Torniamo ora alla singolarità come piega, tratto, indice della particolarità di qualcuno. Ciò che ci permette di riconoscerlo, come in una foto, per quell’andatura, quel gesto, quel modo di piegare la testa ecc. Si tratta di quei dettagli in cui si condensano le vite individuali, che non potrebbero essere raccontati senza diventare patetici – rinvio ancora alle suggestive osservazioni di Agamben a proposito degli annunci sui giornali dove tante persone cercano, fallendo sempre, di presentarsi nella loro particolarità attraverso descrizioni disarmanti (cfr. L’uso dei corpi, cit., pp. 293 e sgg.). Prestare attenzione a tali tratti è la “competenza dell’amore”, potrebbe dire Luc Boltanski. L’amore si rivolge infatti alla singolarità, non all’individuo autosufficiente soggetto dei diritti liberali, e neppure alla persona come unità spirituale. Nancy continuerà d’altronde a respingere la fusione tra i singoli, per insistere sempre sul fatto che in ogni caso essi si toccheranno sul “confine”, al limite, senza compenetrarsi mai.

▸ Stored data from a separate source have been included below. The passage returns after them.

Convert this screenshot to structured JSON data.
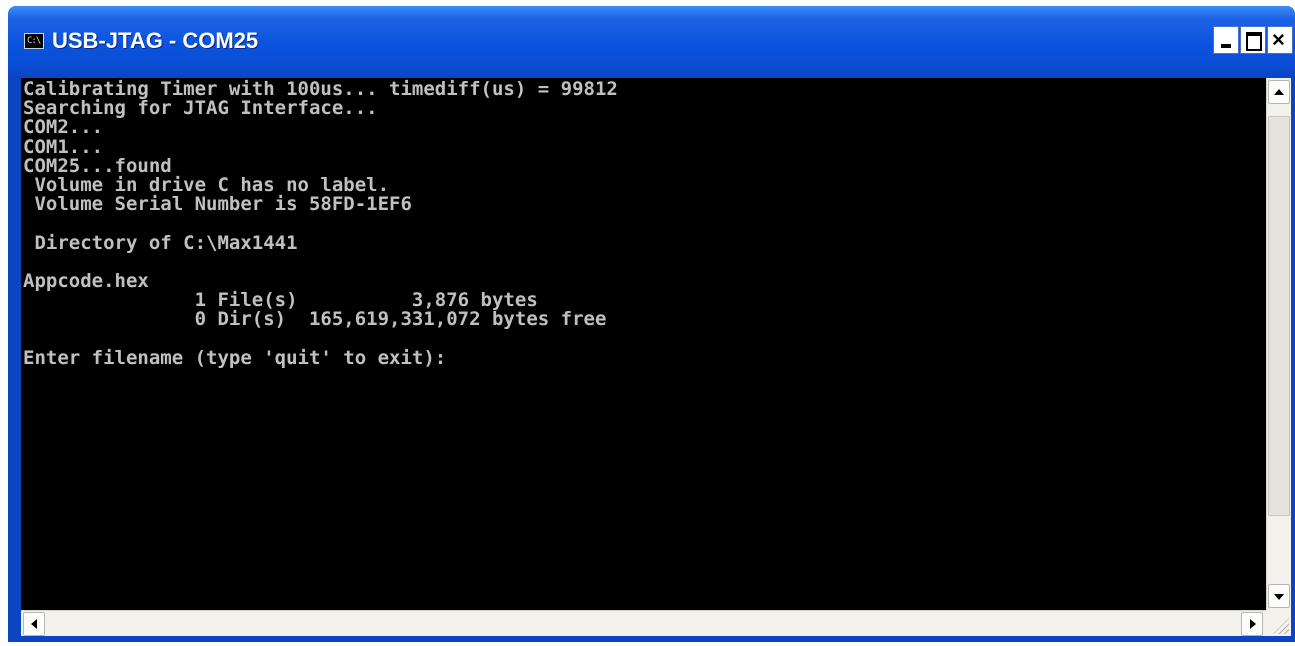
{
  "window": {
    "title": "USB-JTAG - COM25",
    "icon_label": "C:\\",
    "icon": "console-icon",
    "close_glyph": "×"
  },
  "console": {
    "lines": [
      "Calibrating Timer with 100us... timediff(us) = 99812",
      "Searching for JTAG Interface...",
      "COM2...",
      "COM1...",
      "COM25...found",
      " Volume in drive C has no label.",
      " Volume Serial Number is 58FD-1EF6",
      "",
      " Directory of C:\\Max1441",
      "",
      "Appcode.hex",
      "               1 File(s)          3,876 bytes",
      "               0 Dir(s)  165,619,331,072 bytes free",
      "",
      "Enter filename (type 'quit' to exit):"
    ]
  },
  "colors": {
    "titlebar": "#0a52dd",
    "console_bg": "#000000",
    "console_text": "#c0c0c0",
    "scrollbar": "#f2f1eb"
  }
}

Vorrei a questo punto tentare un salto forse un po’ ardito, per raggiungere, da Essere singolare plurale, alcuni esiti più recenti. In questi ultimi vent’anni, dal 1996 a oggi, Nancy ha scritto molto, muovendosi in diverse direzioni. Derrida ne presentiva il disegno e lo identificava in un pensiero, che è anche una critica, del contatto e del tatto. Al tempo stesso era colpito dal proposito di intraprendere un progetto pazzesco, la “decostruzione del Cristianesimo”. Nelle pagine di Le toucher Derrida si mostra attentissimo alle movenze di pensiero dell’amico; vorrebbe toccarlo, scrive, con il massimo tatto – e, nello stesso tempo, le toucher, toccare lui, Jean-Luc Nancy, entrare davvero in contatto con lui; vede molto bene che Nancy è lontano dall’impiegare senza cautele il concetto di “carne”, tanto caro invece a Merleau-Ponty. Semmai, il dubbio di Derrida riguarda la spericolata pretesa di poter decostruire – compito immane e forse troppo ambizioso per essere veramente ispirato alla decostruzione – qualcosa come il Cristianesimo. (Ma in fondo, perché no?)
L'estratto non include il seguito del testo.